**Geometry Chapter 4.3 Triangle are Congruent by SSS and SAS**

**I) Postulates**:

**SSS = SSS Congruence Postulate**- if three sides of one triangle are congruent to three sides of a second triangle, then the two triangles are congruent.

**Example**: Given ΔABC and ΔDEF,

if AB = DE, BC = EF and AC = DF, then ΔABC = ΔDEF.

**SAS = SAS Congruence Postulate**- if two sides and the included angle of one triangle are congruent to two sides and the included angle of a second triangle, then the two triangles are congruent.
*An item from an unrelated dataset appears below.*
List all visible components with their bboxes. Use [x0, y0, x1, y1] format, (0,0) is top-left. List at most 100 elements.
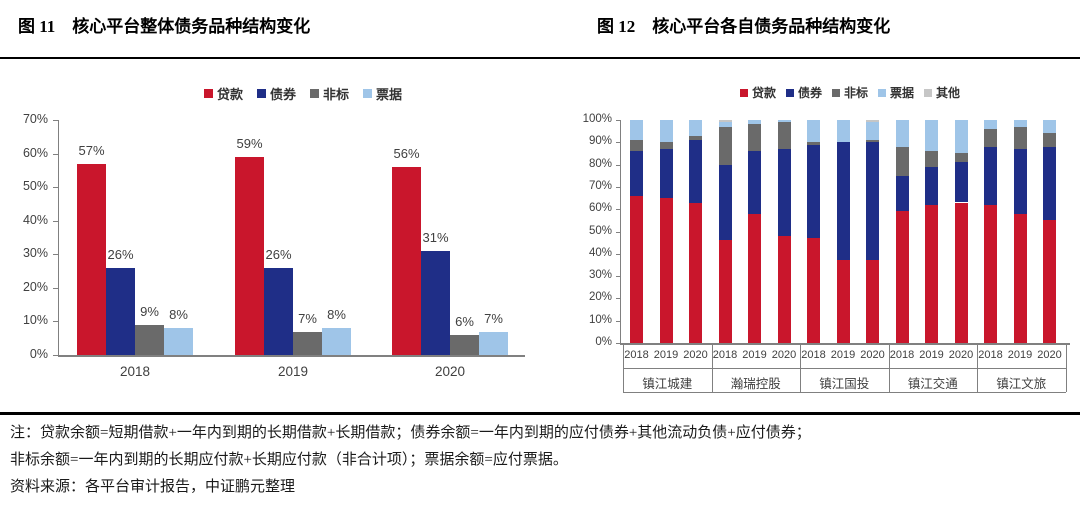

**Example**: Given ΔABC and ΔDEF,

if AB = DE, BC = EF and ∠B = ∠E, then ΔABC = ΔDEF.

**Geometry Chapter 4.4 Triangles are Congruent by ASA and AAS**

**II) Postulates:**

**ASA = ASA Congruence Postulate**- if two angles and the included side of one triangle are congruent to two angles and the included side of a second triangle, then the two triangles are congruent.

**Example**: Given ΔABC and ΔDEF,

if angle A = angle D, AB = DE, and angle B = angle E, then Δ ABC = Δ DEF.

**AAS = AAS Congruence Postulate**- if two angles and a nonincluded side of one triangle are congruent to two angles and the corresponding nonincluded side of a second triangle, then the two triangles are congruent.

**Example**: Given Δ ABC and Δ DEF,

if angle A = angle D, angle C = angle F, and BC = EF , then Δ ABC = Δ DEF.